Sports News

2009-09-25 / Sports

Gamecocks pull Top 5 surprise, beat Mississippi

COLUMBIA, S.C. (AP) — Steve Spurrier could learn to enjoy winning like this.

South Carolina’s head ball coach pulled off one of the biggest wins in school history, watching his defense shut down No. 4 Mississippi and star passer Jevan Snead in a 16-10 victory Thursday night.

Spurrier came to the campus in November 2004, ready to light up scoreboards and blast through the Southeastern Conference the way he did for 12 stellar seasons at Florida. Instead, he’s watched his defense grit out South Carolina’s most significant victories since then.

“Obviously, it was a defensive struggle, and our defense was sensational,” Spurrier said with a grin.

With sophomore Stephen Garcia at quarterback, a couple of key freshmen in the backfield and few reliable options at receiver, Spurrier could have to gameplan around his defenders for quite some time.

And why not, particularly with rising stars in linebacker Eric Norwood and defensive end Cliff Matthews.

Norwood set South Carolina’s sack record on Ole Miss’ first series, wrapping Snead up from the blind side.

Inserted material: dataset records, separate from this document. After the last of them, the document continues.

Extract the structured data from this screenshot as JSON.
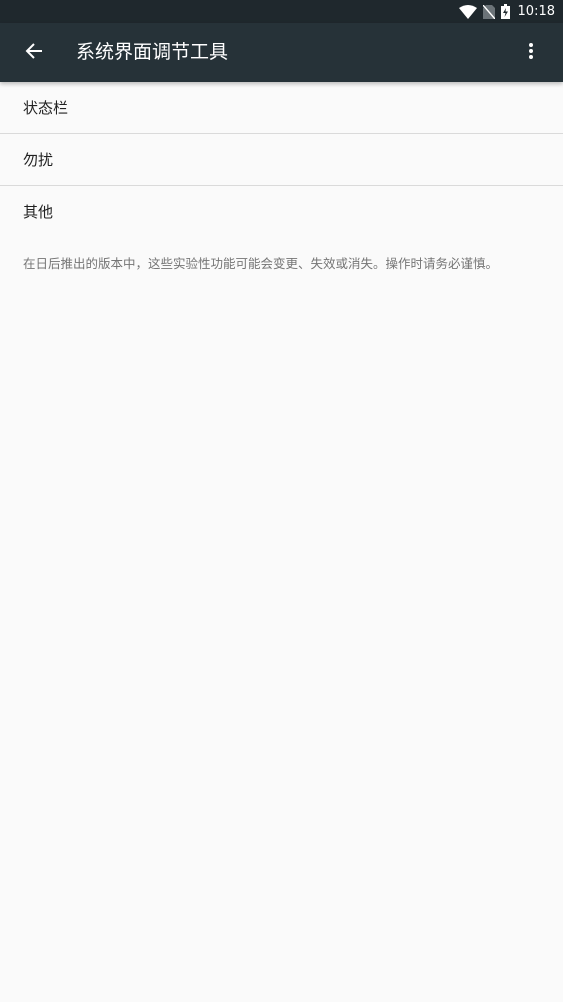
{
  "status_bar": {
    "time": "10:18",
    "icons": [
      "wifi-icon",
      "no-sim-icon",
      "battery-charging-icon"
    ]
  },
  "app_bar": {
    "title": "系统界面调节工具",
    "back_icon": "arrow-back-icon",
    "overflow_icon": "more-vert-icon"
  },
  "list": {
    "items": [
      {
        "label": "状态栏"
      },
      {
        "label": "勿扰"
      },
      {
        "label": "其他"
      }
    ]
  },
  "footer_note": "在日后推出的版本中，这些实验性功能可能会变更、失效或消失。操作时请务必谨慎。",
  "colors": {
    "status_bar_bg": "#1f282d",
    "app_bar_bg": "#263238",
    "page_bg": "#fafafa",
    "text_primary": "#212121",
    "text_secondary": "#757575",
    "divider": "#dadada"
  }
}
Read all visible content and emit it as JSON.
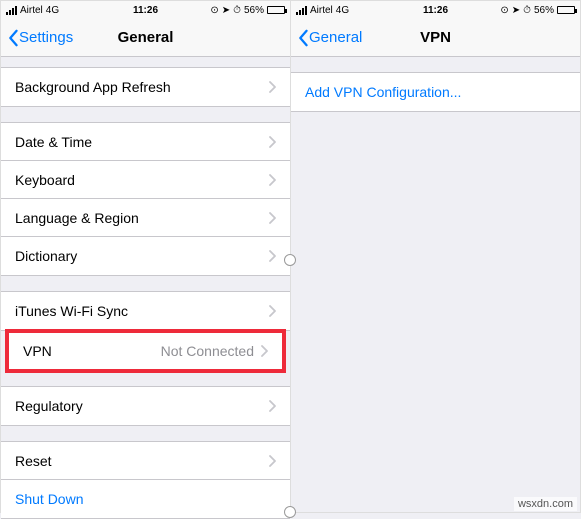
{
  "status": {
    "carrier": "Airtel",
    "network": "4G",
    "time": "11:26",
    "battery_pct": "56%"
  },
  "left": {
    "back_label": "Settings",
    "title": "General",
    "rows": {
      "bg_refresh": "Background App Refresh",
      "date_time": "Date & Time",
      "keyboard": "Keyboard",
      "lang_region": "Language & Region",
      "dictionary": "Dictionary",
      "itunes_wifi": "iTunes Wi-Fi Sync",
      "vpn": "VPN",
      "vpn_status": "Not Connected",
      "regulatory": "Regulatory",
      "reset": "Reset",
      "shutdown": "Shut Down"
    }
  },
  "right": {
    "back_label": "General",
    "title": "VPN",
    "add_vpn": "Add VPN Configuration..."
  },
  "watermark": "wsxdn.com"
}
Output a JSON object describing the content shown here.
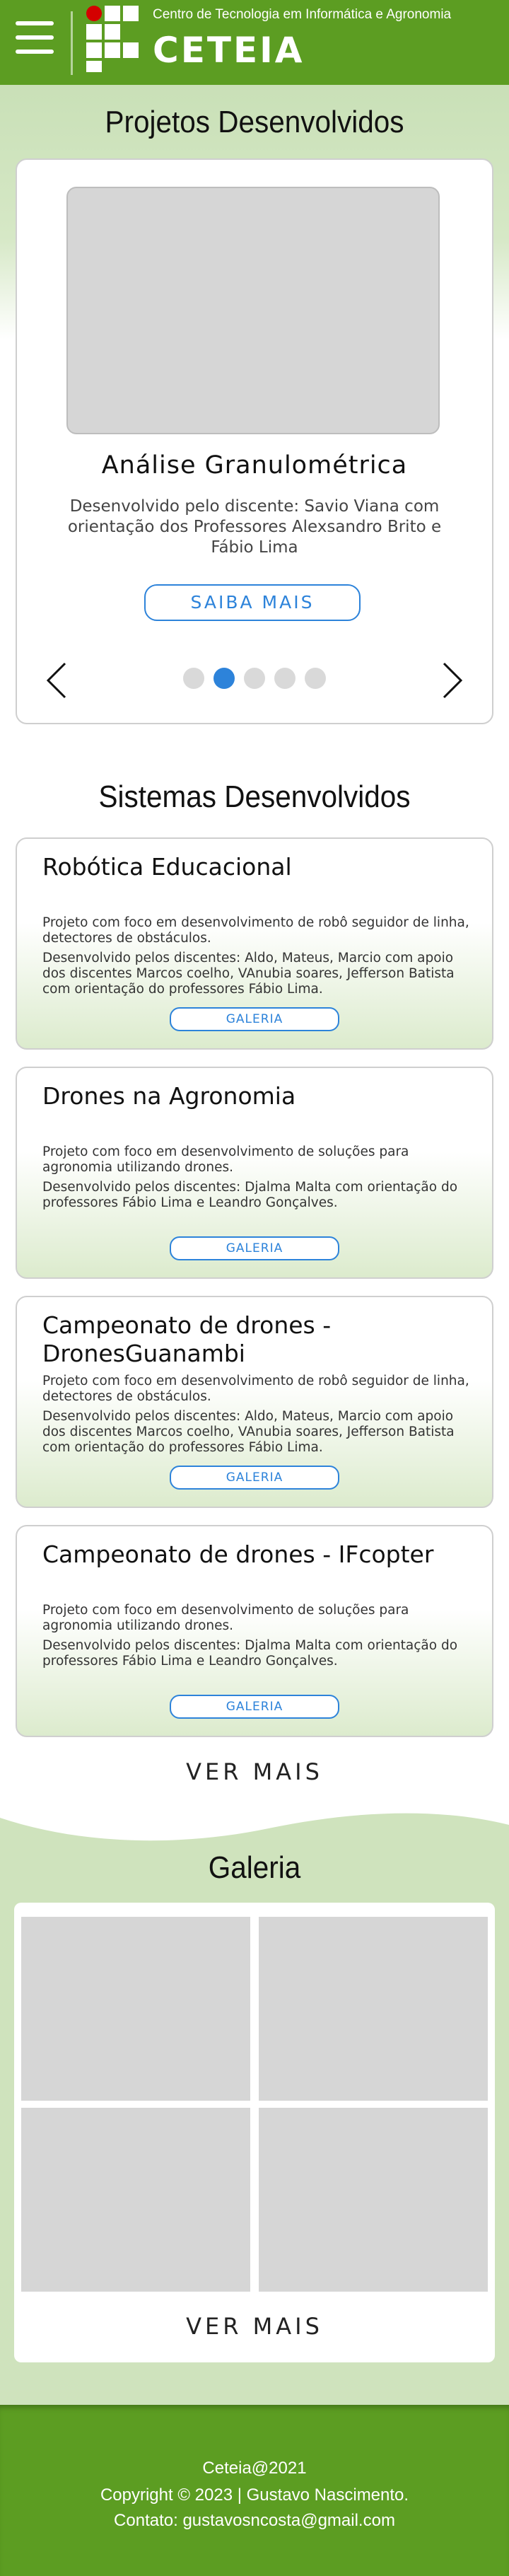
{
  "header": {
    "subtitle": "Centro de Tecnologia em Informática e Agronomia",
    "title": "CETEIA",
    "menu_icon": "hamburger-icon",
    "colors": {
      "brand_green": "#5c9d22",
      "logo_red": "#d40000"
    }
  },
  "projects": {
    "section_title": "Projetos Desenvolvidos",
    "current": {
      "title": "Análise Granulométrica",
      "description": "Desenvolvido pelo discente: Savio Viana com orientação dos Professores Alexsandro Brito e Fábio Lima",
      "button": "SAIBA MAIS"
    },
    "slide_count": 5,
    "active_slide": 2,
    "accent": "#2d83da"
  },
  "systems": {
    "section_title": "Sistemas Desenvolvidos",
    "cards": [
      {
        "title": "Robótica Educacional",
        "desc": "Projeto com foco em desenvolvimento de robô seguidor de linha, detectores de obstáculos.",
        "team": "Desenvolvido pelos discentes: Aldo, Mateus, Marcio com apoio dos discentes Marcos coelho, VAnubia soares, Jefferson Batista com orientação do professores Fábio Lima.",
        "button": "GALERIA"
      },
      {
        "title": "Drones na Agronomia",
        "desc": "Projeto com foco em desenvolvimento de soluções para agronomia utilizando drones.",
        "team": "Desenvolvido pelos discentes: Djalma Malta com orientação do professores Fábio Lima e Leandro Gonçalves.",
        "button": "GALERIA"
      },
      {
        "title": "Campeonato de drones - DronesGuanambi",
        "desc": "Projeto com foco em desenvolvimento de robô seguidor de linha, detectores de obstáculos.",
        "team": "Desenvolvido pelos discentes: Aldo, Mateus, Marcio com apoio dos discentes Marcos coelho, VAnubia soares, Jefferson Batista com orientação do professores Fábio Lima.",
        "button": "GALERIA"
      },
      {
        "title": "Campeonato de drones - IFcopter",
        "desc": "Projeto com foco em desenvolvimento de soluções para agronomia utilizando drones.",
        "team": "Desenvolvido pelos discentes: Djalma Malta com orientação do professores Fábio Lima e Leandro Gonçalves.",
        "button": "GALERIA"
      }
    ],
    "more": "VER MAIS"
  },
  "gallery": {
    "section_title": "Galeria",
    "more": "VER MAIS"
  },
  "footer": {
    "line1": "Ceteia@2021",
    "line2": "Copyright © 2023 | Gustavo Nascimento.",
    "line3": "Contato: gustavosncosta@gmail.com"
  }
}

He added another sack in the second half, and got a piece of a punt that negated what looked like it might be a roughing penalty.

Matthews caught up to Snead on the Rebels’ final drive, safety Darian Stewart knocked down Snead’s fourth-down pass with 1:20 left to save the game.

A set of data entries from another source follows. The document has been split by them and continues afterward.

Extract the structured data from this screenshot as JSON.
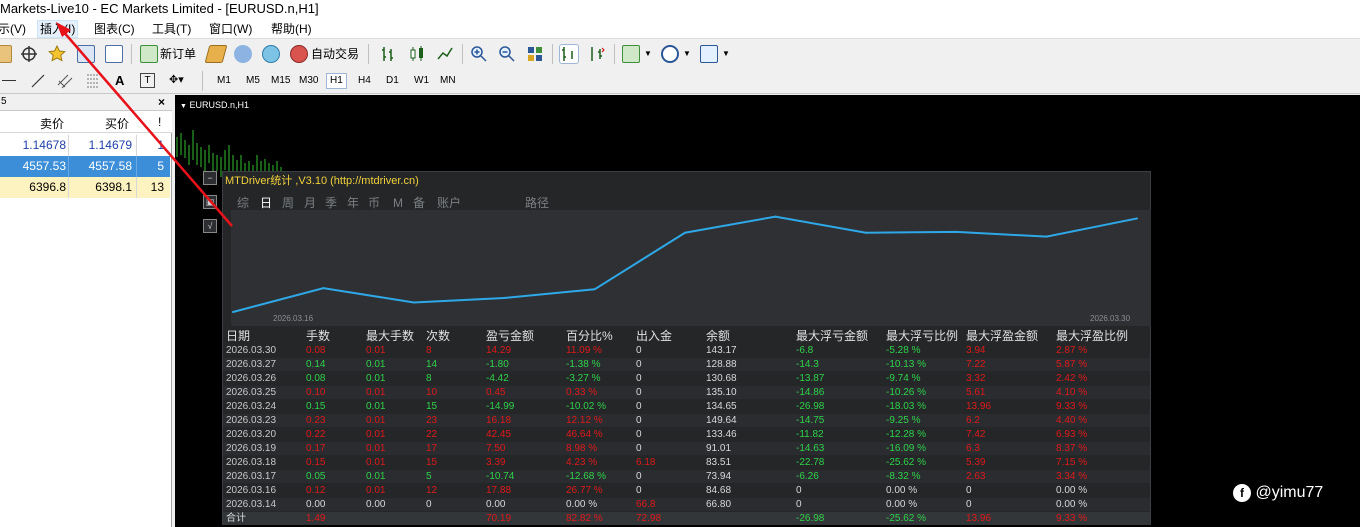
{
  "window": {
    "title": "Markets-Live10 - EC Markets Limited - [EURUSD.n,H1]"
  },
  "menu": {
    "items": [
      "示(V)",
      "插入(I)",
      "图表(C)",
      "工具(T)",
      "窗口(W)",
      "帮助(H)"
    ]
  },
  "toolbar": {
    "new_order": "新订单",
    "auto_trade": "自动交易",
    "text_tool": "A",
    "timeframes": [
      "M1",
      "M5",
      "M15",
      "M30",
      "H1",
      "H4",
      "D1",
      "W1",
      "MN"
    ],
    "active_timeframe": "H1"
  },
  "market_watch": {
    "header_text": "5",
    "columns": [
      "卖价",
      "买价",
      "!"
    ],
    "rows": [
      {
        "bid": "1.14678",
        "ask": "1.14679",
        "spread": "1",
        "selected": false,
        "highlight": false
      },
      {
        "bid": "4557.53",
        "ask": "4557.58",
        "spread": "5",
        "selected": true,
        "highlight": false
      },
      {
        "bid": "6396.8",
        "ask": "6398.1",
        "spread": "13",
        "selected": false,
        "highlight": true
      }
    ]
  },
  "chart": {
    "symbol_label": "EURUSD.n,H1"
  },
  "stats": {
    "title": "MTDriver统计 ,V3.10 (http://mtdriver.cn)",
    "tabs": [
      "综",
      "日",
      "周",
      "月",
      "季",
      "年",
      "币",
      "M",
      "备",
      "账户",
      "路径"
    ],
    "active_tab": "日",
    "chart_start_date": "2026.03.16",
    "chart_end_date": "2026.03.30",
    "chart_data": {
      "type": "line",
      "x": [
        "2026.03.16",
        "2026.03.17",
        "2026.03.18",
        "2026.03.19",
        "2026.03.20",
        "2026.03.23",
        "2026.03.24",
        "2026.03.25",
        "2026.03.26",
        "2026.03.27",
        "2026.03.30"
      ],
      "series": [
        {
          "values": [
            0,
            17.88,
            7.14,
            10.53,
            17.03,
            59.45,
            71.53,
            59.44,
            60.07,
            56.52,
            70.16
          ]
        }
      ]
    },
    "headers": [
      "日期",
      "手数",
      "最大手数",
      "次数",
      "盈亏金额",
      "百分比%",
      "出入金",
      "余额",
      "最大浮亏金额",
      "最大浮亏比例",
      "最大浮盈金额",
      "最大浮盈比例"
    ],
    "rows": [
      [
        "2026.03.30",
        "0.08",
        "0.01",
        "8",
        "14.29",
        "11.09 %",
        "0",
        "143.17",
        "-6.8",
        "-5.28 %",
        "3.94",
        "2.87 %"
      ],
      [
        "2026.03.27",
        "0.14",
        "0.01",
        "14",
        "-1.80",
        "-1.38 %",
        "0",
        "128.88",
        "-14.3",
        "-10.13 %",
        "7.22",
        "5.87 %"
      ],
      [
        "2026.03.26",
        "0.08",
        "0.01",
        "8",
        "-4.42",
        "-3.27 %",
        "0",
        "130.68",
        "-13.87",
        "-9.74 %",
        "3.32",
        "2.42 %"
      ],
      [
        "2026.03.25",
        "0.10",
        "0.01",
        "10",
        "0.45",
        "0.33 %",
        "0",
        "135.10",
        "-14.86",
        "-10.26 %",
        "5.61",
        "4.10 %"
      ],
      [
        "2026.03.24",
        "0.15",
        "0.01",
        "15",
        "-14.99",
        "-10.02 %",
        "0",
        "134.65",
        "-26.98",
        "-18.03 %",
        "13.96",
        "9.33 %"
      ],
      [
        "2026.03.23",
        "0.23",
        "0.01",
        "23",
        "16.18",
        "12.12 %",
        "0",
        "149.64",
        "-14.75",
        "-9.25 %",
        "6.2",
        "4.40 %"
      ],
      [
        "2026.03.20",
        "0.22",
        "0.01",
        "22",
        "42.45",
        "46.64 %",
        "0",
        "133.46",
        "-11.82",
        "-12.28 %",
        "7.42",
        "6.93 %"
      ],
      [
        "2026.03.19",
        "0.17",
        "0.01",
        "17",
        "7.50",
        "8.98 %",
        "0",
        "91.01",
        "-14.63",
        "-16.09 %",
        "6.3",
        "8.37 %"
      ],
      [
        "2026.03.18",
        "0.15",
        "0.01",
        "15",
        "3.39",
        "4.23 %",
        "6.18",
        "83.51",
        "-22.78",
        "-25.62 %",
        "5.39",
        "7.15 %"
      ],
      [
        "2026.03.17",
        "0.05",
        "0.01",
        "5",
        "-10.74",
        "-12.68 %",
        "0",
        "73.94",
        "-6.26",
        "-8.32 %",
        "2.63",
        "3.34 %"
      ],
      [
        "2026.03.16",
        "0.12",
        "0.01",
        "12",
        "17.88",
        "26.77 %",
        "0",
        "84.68",
        "0",
        "0.00 %",
        "0",
        "0.00 %"
      ],
      [
        "2026.03.14",
        "0.00",
        "0.00",
        "0",
        "0.00",
        "0.00 %",
        "66.8",
        "66.80",
        "0",
        "0.00 %",
        "0",
        "0.00 %"
      ]
    ],
    "total": [
      "合计",
      "1.49",
      "",
      "",
      "70.19",
      "82.82 %",
      "72.98",
      "",
      "-26.98",
      "-25.62 %",
      "13.96",
      "9.33 %"
    ]
  },
  "watermark": "@yimu77",
  "colors": {
    "loss": "#e01a1a",
    "profit": "#2fd34a",
    "title_yellow": "#f2d13a",
    "line_blue": "#2ea8e6",
    "selected_row": "#3c8ed8",
    "highlight_row": "#fdf3c0"
  }
}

“All of us on defense like to go out there and hit,” Gamecocks safety Chris Culliver said. “So yeah, that was a big play that we knew he was going to make.”

Ole Miss (2-1, 0-1) became the latest victim of what’s been a weekly slew of top-5 upsets.

Like No. 3 Oklahoma, No. 5 Oklahoma State and No. 3 Southern Cal the first three weeks, the Rebels will have to regroup and regain their focus.

That might be difficult since the spotlight glows so infrequently in Oxford. The Rebels hadn’t been ranked this high since Archie Manning was their star quarterback in 1970.

They were on one of Sports Illustrated’s preview covers and Snead was a confident junior who even earned Spurrier’s vote — at least before he changed it to Florida’s Tim Tebow after a summertime SEC witchhunt — for first team preseason quarterback.

But Ole Miss, which had averaged more than 48 points and 424 yards its first two games, managed 10 points and 248 yards against South Carolina. Snead lost his streak of eight straight games— matching the Rebels’ win streak coming in — with two TD passes or more.

“We got ourselves into bad situations. We did that all throughout the night,” he said. “We really hurt ourselves and we continued to do it all throughout the game, into the last series. It’s tough.”

The Gamecocks (3-1, 1-1) had been 1-31 against top-5 foes, but left Williams-Brice Stadium with the biggest win of Spurrier’s five seasons.